[SciPy-Dev] SVDLIBC for sparse SVDs
Wed Dec 12 13:15:42 CST 2012
Here is a quick notebook benchmarking the speeds of ARPACK vs SVDLIBC:
Quick summary: SVDLIBC seems to be faster for matrices smaller than N of
a few hundred, while ARPACK is faster for larger matrices. I think this
reflects the python overhead in ARPACK's iteration interface, which
becomes negligible as the cost of an iteration grows.
I haven't compared the stability or accuracy of the two algorithms.
However, both use Lanczos diagonalization under the hood, so I'd expect
them to be similar in this regard.
Unless there's another compelling reason to port SVDLIBC to scipy, it
looks like the ARPACK svd is generally a sufficient option. It's more
flexible, faster where it matters, and (perhaps most importantly)
already in the library :)
On 12/12/2012 04:50 AM, Fabian Pedregosa wrote:
> On Mon, Dec 10, 2012 at 7:29 PM, Jake Vanderplas
> <mailto:firstname.lastname@example.org>> wrote:
> Hi folks,
> I just came across a sparse svd implementation based on SVDLIBC
>  with
> a nice python wrapper utilizing Scipy's csc_matrix type . Scipy
> currently includes a basic iterative sparse svd implementation
> based on
> ARPACK (scipy.sparse.linalg.svds), but the implementation is somewhat
> hackish. The SVDLIBC version uses the same principles as ARPACK --
> Lanczos factorization -- and from my quick checks, can be faster than
> the ARPACK version in some cases. All the code, including python
> wrappers, is released under a BSD license, so it would be fairly
> seamless to include in Scipy.
> On the plus side, incorporating SVDLIBC would add some well-tested
> sparse functionality and gives users more powerful options. Where our
> current svds function performs iterations within python, the SVDLIBC
> implementation performs the iterations directly within the C code.
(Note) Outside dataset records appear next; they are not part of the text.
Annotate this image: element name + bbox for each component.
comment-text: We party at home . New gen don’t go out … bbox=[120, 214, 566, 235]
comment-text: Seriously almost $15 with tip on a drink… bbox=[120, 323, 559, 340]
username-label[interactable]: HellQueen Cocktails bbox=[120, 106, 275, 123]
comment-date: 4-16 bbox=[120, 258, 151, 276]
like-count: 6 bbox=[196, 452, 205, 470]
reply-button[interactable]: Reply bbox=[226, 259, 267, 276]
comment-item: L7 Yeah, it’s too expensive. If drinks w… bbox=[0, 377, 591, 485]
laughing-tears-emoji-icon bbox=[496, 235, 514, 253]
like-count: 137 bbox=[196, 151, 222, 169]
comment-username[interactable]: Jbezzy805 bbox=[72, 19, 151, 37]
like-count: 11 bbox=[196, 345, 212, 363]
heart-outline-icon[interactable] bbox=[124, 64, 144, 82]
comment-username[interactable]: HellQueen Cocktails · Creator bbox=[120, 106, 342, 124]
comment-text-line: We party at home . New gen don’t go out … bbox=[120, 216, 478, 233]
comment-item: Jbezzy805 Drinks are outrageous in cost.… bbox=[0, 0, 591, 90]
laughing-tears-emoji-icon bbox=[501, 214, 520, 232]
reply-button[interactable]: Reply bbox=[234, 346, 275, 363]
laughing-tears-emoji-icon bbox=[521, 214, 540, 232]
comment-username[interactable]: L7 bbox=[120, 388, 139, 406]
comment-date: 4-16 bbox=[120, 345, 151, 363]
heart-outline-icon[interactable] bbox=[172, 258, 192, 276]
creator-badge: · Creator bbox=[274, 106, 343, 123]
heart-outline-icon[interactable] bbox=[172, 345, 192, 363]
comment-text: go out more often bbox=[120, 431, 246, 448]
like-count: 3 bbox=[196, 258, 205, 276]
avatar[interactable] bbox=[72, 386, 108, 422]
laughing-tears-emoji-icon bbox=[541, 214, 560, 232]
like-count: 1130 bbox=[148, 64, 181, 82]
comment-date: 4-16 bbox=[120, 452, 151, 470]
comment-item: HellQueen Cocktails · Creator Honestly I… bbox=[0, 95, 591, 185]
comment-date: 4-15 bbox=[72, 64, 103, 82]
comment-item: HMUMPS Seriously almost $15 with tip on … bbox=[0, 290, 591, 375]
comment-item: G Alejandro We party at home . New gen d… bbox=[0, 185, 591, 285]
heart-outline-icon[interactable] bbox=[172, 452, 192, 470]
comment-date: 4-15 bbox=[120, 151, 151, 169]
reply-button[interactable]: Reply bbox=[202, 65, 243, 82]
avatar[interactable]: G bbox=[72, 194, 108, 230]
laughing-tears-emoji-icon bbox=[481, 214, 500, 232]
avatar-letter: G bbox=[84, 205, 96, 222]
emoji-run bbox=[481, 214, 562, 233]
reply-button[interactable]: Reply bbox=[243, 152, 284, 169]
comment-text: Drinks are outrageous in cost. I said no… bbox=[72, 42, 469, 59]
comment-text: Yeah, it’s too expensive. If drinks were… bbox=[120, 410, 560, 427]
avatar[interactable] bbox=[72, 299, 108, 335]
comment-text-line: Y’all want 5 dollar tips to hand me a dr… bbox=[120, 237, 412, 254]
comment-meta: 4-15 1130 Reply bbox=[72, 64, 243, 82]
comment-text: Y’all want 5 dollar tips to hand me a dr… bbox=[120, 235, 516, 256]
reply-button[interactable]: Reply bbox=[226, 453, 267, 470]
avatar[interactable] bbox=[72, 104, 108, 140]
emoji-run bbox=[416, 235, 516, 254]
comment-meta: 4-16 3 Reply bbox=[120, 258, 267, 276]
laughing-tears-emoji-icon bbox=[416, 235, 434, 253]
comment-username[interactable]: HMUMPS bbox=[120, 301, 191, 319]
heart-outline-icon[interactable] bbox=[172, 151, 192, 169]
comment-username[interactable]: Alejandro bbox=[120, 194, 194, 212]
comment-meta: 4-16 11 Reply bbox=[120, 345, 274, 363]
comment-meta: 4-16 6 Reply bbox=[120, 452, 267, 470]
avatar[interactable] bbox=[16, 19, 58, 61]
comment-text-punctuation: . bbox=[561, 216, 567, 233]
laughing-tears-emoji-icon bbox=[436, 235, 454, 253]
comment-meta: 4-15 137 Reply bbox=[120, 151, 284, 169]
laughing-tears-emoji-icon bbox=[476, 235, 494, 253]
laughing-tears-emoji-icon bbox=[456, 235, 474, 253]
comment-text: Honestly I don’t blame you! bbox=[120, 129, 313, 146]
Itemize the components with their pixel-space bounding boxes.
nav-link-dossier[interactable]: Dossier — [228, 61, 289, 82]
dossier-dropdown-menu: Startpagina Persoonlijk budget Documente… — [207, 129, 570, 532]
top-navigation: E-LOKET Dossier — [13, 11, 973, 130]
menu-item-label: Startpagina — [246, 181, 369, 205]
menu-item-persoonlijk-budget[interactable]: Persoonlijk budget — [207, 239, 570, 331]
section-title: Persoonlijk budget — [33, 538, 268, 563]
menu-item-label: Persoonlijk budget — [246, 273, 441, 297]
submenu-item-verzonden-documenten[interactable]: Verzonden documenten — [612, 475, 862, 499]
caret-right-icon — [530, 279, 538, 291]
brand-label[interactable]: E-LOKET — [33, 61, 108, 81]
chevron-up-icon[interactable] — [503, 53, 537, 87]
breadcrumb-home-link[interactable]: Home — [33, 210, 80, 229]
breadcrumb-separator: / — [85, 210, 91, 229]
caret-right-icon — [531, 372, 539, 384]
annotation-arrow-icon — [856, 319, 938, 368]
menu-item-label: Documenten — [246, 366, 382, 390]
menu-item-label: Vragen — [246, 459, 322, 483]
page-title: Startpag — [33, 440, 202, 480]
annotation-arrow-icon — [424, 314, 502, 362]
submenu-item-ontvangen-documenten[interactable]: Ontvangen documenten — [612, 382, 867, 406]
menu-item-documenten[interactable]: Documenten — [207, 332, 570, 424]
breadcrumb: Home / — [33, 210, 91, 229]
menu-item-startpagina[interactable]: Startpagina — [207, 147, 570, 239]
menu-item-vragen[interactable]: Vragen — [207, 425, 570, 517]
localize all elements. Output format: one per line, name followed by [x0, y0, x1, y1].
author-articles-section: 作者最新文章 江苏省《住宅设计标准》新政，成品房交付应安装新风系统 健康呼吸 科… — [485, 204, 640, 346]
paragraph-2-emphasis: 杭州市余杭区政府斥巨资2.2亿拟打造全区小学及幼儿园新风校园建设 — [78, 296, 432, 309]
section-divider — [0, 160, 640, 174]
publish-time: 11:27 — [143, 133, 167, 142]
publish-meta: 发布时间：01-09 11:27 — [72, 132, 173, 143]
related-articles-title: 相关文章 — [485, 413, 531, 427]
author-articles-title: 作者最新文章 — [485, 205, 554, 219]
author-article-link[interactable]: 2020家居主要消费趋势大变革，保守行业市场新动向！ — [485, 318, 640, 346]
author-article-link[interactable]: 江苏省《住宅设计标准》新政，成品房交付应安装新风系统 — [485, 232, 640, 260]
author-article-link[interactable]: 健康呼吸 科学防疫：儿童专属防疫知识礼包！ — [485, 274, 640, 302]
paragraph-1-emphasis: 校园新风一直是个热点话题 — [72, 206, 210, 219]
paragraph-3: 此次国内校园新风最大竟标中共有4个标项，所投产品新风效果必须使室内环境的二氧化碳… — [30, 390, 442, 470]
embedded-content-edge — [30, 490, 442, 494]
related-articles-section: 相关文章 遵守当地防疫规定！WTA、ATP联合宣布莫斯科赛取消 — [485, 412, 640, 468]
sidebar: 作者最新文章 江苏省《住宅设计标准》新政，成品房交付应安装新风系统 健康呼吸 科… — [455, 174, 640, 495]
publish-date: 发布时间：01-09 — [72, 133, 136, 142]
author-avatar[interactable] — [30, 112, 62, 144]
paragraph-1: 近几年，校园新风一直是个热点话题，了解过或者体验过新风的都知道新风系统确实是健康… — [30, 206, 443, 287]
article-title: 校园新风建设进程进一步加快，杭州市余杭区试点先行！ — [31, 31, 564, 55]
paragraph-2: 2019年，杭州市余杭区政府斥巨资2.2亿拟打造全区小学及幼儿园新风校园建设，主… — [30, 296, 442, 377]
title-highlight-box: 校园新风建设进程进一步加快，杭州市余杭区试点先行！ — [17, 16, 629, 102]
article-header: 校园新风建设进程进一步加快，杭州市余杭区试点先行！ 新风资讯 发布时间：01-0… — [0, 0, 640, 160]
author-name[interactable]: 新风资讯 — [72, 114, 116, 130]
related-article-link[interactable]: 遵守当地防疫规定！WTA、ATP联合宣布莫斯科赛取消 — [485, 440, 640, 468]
It
> uses the csc_matrix format internally, so no data copying is involved.
> It could fairly easily supplement or replace our current sparse svd.
> I used this routine for the passed weeks. I frankly saw no
> improvements in performance over the current ARPACK implementation,
> plus I found it annoying to having to explicitly convert to CSC. Also,
> the current bindings do not provide any optional parameters such as
> tolerance or maxiter.
> Part of my applications is large dense matrices, and in that case
> converting to CSC kills performance, loosing a factor 2-3 over ARPACK.
> But I'd be interested to see if it has practical advantages
> (stability? accuracy?) over ARPACK.